Enfin en matière européenne, il faut « assurer la convergence des politiques d’accueil » « en harmonisant les procédures d’examen des demandes d’asile, avec la création d’un fonds de l’UE, des moyens supplémentaires pour le financement de la politique d’asile »
L’avis fait également une analyse lucide et critique du système français d’accueil et propose d’en changer de modèle.
Par la création de centres d’accueil initial, concentrant l’ensemble des fonctions nécessaires à la prise en charge des réfugié.e.s, par la création d’une « agence de l’accueil et de l’intégration » sous tutelle du Premier Ministre coordonnant les acteurs publics, avec une nouvelle politique de communication publique moins axée sur les approches sécuritaires que sur les exigences de solidarité ». L’OFPRA étant renforcé comme acteur unique du traitement administratif de l’asile.
Le CESE demande de prendre en compte la vulnérabilité des personnes, par un accès aux soins de santé sans les conditionner à la délivrance de l’attestation de demandeur.euse.s d’asile (préconisation 9).
L’avis porte une attention particulière à la situation des demandeuses d’asile en soulignant la nécessité de prendre en charge leurs parcours et les violences qu’elles ont pu subir…ainsi que la nécessité de la prise en charge des mineurs non accompagné.e.s, « en octroyant des moyens supplémentaires aux départements par l’aide sociale à l’enfance.

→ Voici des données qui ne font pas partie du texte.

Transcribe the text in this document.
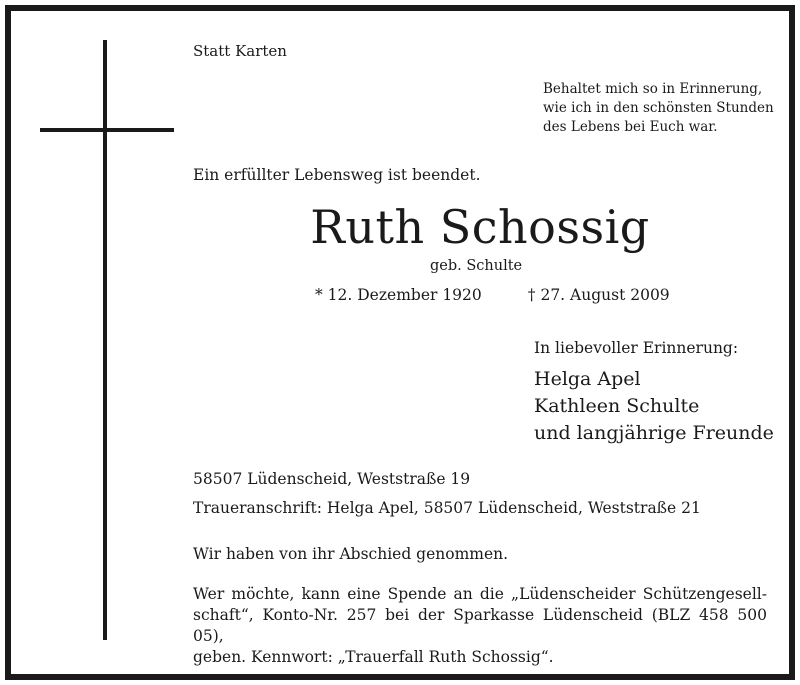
Statt Karten
Behaltet mich so in Erinnerung,
wie ich in den schönsten Stunden
des Lebens bei Euch war.
Ein erfüllter Lebensweg ist beendet.
Ruth Schossig
geb. Schulte
* 12. Dezember 1920	† 27. August 2009
In liebevoller Erinnerung:
Helga Apel
Kathleen Schulte
und langjährige Freunde
58507 Lüdenscheid, Weststraße 19
Traueranschrift: Helga Apel, 58507 Lüdenscheid, Weststraße 21
Wir haben von ihr Abschied genommen.
Wer möchte, kann eine Spende an die „Lüdenscheider Schützengesell-
schaft“, Konto-Nr. 257 bei der Sparkasse Lüdenscheid (BLZ 458 500 05),
geben. Kennwort: „Trauerfall Ruth Schossig“.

Leur situation de grande vulnérabilité justifie un accompagnement social et administratif particulier ».
Le troisième niveau appelle à « faire le choix d’une intégration répondant à une approche globale ».

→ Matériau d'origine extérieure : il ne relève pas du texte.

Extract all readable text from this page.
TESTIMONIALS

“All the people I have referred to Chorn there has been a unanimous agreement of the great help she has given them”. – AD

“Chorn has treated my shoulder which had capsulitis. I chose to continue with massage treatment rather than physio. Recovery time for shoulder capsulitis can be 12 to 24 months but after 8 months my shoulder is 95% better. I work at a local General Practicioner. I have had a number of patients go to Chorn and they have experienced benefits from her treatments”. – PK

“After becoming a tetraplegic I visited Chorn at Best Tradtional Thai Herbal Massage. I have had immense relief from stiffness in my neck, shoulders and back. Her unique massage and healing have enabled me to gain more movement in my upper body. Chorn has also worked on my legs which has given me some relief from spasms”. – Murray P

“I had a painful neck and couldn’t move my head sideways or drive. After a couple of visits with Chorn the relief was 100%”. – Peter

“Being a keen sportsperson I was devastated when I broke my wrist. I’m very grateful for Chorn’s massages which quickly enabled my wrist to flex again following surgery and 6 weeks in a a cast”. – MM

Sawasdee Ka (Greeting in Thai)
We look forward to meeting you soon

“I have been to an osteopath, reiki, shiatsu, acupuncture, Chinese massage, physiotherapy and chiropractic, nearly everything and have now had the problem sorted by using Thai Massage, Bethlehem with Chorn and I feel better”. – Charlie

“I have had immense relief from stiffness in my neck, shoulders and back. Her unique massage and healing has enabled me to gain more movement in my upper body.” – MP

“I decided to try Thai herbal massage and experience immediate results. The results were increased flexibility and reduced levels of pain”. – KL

Pour ce faire, le CESE préconise que « l’apprentissage de la langue française soit accessible dès les centres d’accueil initial (avec 600heures au minimum) ». Il rappelle la nécessité d’intégrer les enfants réfugiés au système éducatif, avec des solutions de scolarisations spécifiques et diversifiées dans le cadre de la formation initiale (préconisation 14). IL recommande d’autoriser l’accès à l’emploi aux demandeur.euse.s d’asile dès 3 mois après leur enregistrement et que l’examen des autorisations de travail soit facilité…
Le quatrième niveau consiste à « trouver des réponses de long terme pour les futurs exilé.e.s ».
Il est proposé la création « d’une Agence européenne intégrée de l’asile, harmonisant les niveaux de protection, dotée de moyens et ayant pouvoir de sanctions sur les États qui n’acceptent pas les demandes éligibles ». Le CESE appelle également « à l’ouverture d’un débat de niveau européen sur le développement de nouvelles voies légales de migration, y compris pour pourvoir aux besoins d’une société à la démographie vieillissante et déclinante ». (Préconisation 19)
Enfin, au-delà des demandes d’asile, et en fonction de la perspective de 143 millions de personnes, réfugié.e.s climatiques en 2050, l’avis demande d’ouvrir « des discussions dans le cadre des COP », afin d’assurer une protection internationale à ces personnes.
Actualité brulante, écrivions nous en introduction : la loi relative à l’asile et à l’immigration votée il y a quelques jours, est dénoncée par le Défenseur des Droits, Jacques Toubon, comme maltraitant les réfugié.e.s et remettant en cause le respect des droits fondamentaux. Et le Conseil d’État vient de considérer comme non conforme à la Constitution le fait de renvoyer un demandeur d’asile sans examen de son cas sous prétexte qu’il proviendrait d’un pays tiers réputé sûr.
Donc un avis à lire intégralement, une des plus belles contributions du CESE dans le cadre de cette mandature et qu’on peut présenter comme une référence en termes de politique migratoire européenne et hexagonale.